BBC JOURNALIST Robert Peston has become the highest-profile victim of the European Court of Justice's (ECJ) May ruling, compelling search engines to remove links to unflattering information online, under certain terms, if requested.
The “right to be forgotten”, which allows individuals to ask for “inadequate, irrelevant, or no longer relevant” material to be taken down, sounds like a nice idea. But it has seen a 2007 blogpost by Peston, commenting on former Merrill Lynch chairman Stan O’Neal, cleansed from Google search results. Peston has described it as having “killed this example of my journalism.” Those arguing that this represents a victory for privacy rights are being naive.
And this could just be the start. In the first four days after creating an online form to allow people to ask for link deletions, Google received 41,000 requests. Last week, the search engine announced it had started taking links down. But what is the problem?

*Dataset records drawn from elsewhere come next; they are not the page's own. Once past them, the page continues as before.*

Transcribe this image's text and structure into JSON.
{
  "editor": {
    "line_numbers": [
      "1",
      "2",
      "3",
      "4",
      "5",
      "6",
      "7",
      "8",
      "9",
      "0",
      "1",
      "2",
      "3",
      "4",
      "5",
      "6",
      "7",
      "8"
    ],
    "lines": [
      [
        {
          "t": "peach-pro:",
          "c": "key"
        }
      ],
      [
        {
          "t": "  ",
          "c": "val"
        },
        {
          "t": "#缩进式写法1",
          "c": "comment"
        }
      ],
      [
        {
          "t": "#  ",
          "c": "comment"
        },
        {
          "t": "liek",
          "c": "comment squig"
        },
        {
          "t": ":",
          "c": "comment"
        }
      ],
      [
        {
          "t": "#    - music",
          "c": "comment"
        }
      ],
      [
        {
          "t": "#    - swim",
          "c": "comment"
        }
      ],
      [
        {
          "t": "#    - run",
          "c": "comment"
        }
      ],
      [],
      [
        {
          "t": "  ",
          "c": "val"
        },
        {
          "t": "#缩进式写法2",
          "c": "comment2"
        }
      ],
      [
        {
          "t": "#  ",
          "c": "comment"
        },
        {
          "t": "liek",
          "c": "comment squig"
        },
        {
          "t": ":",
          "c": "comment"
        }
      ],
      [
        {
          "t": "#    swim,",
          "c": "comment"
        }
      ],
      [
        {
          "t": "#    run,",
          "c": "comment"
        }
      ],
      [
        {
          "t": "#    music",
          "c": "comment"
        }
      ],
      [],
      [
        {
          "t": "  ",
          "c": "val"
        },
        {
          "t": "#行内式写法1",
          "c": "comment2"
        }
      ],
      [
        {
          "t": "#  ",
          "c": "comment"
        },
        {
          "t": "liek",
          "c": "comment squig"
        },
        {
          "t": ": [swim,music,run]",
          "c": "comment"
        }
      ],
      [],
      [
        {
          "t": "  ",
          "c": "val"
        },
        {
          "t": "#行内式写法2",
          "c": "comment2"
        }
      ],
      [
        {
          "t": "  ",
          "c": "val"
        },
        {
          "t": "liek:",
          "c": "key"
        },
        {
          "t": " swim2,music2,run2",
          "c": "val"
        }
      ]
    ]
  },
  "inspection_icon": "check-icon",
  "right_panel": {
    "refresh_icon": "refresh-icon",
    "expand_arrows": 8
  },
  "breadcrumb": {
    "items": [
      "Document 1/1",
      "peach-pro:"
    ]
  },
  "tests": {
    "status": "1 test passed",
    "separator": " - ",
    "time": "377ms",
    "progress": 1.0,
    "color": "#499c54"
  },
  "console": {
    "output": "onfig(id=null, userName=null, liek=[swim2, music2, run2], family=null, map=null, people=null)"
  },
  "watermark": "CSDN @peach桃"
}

First, while some requests should be easy to adjudicate, the lack of clear rules means that many others will sit in a vast grey zone. And if individuals appeal a Google rejection, the issue will be passed on to the relevant country’s data authority, potentially creating a European-wide perception of unfairness if different authorities take different attitudes to similar subjects.
Second, those intent on rewriting their own history now have the opportunity to censor their past – given that so much internet traffic goes through search engines. In a clear risk to free speech in Europe, for some, it seems, it is simply no longer convenient to have accurate and legal content relating to them in the public domain.
Third, the court ruling has aimed its guns at the wrong target. Google is an intermediary, not the creator of this content, and making it responsible for the actions of the creators makes censorship potentially easier. Instead of individuals tackling stories at the source via legal channels, they can achieve a similar result by requesting link deletion from Google. This is complicated by the fact that it is very difficult to find out why certain links have been removed, and at whose request.
Fourth, it would be a mistake to think this suddenly means everyone has a “right to be forgotten” online. Citizens should certainly have clarity, transparency and better rights when it comes to stopping firms collecting data without consent, or holding onto it for an unjustifiable length of time. But the ruling has done nothing to change this. Take what happens when you want to close a social media account. At present, many firms indefinitely hold onto your information, despite the fact that you have deleted your profile, just in case you decide to re-join. This has not been fixed.
Finally, there is a risk that the ruling will damage business in Europe. Google is lucky that it has the resources to develop mechanisms to adhere to it, telling Peston that it has an “army of para legals” to process requests. The Googles of the future, however, are small organisations without the resources to do the same. There is a realistic fear that this added layer of bureaucracy could lead to future startups choosing to forego a presence in the EU, given the higher cost of doing business here.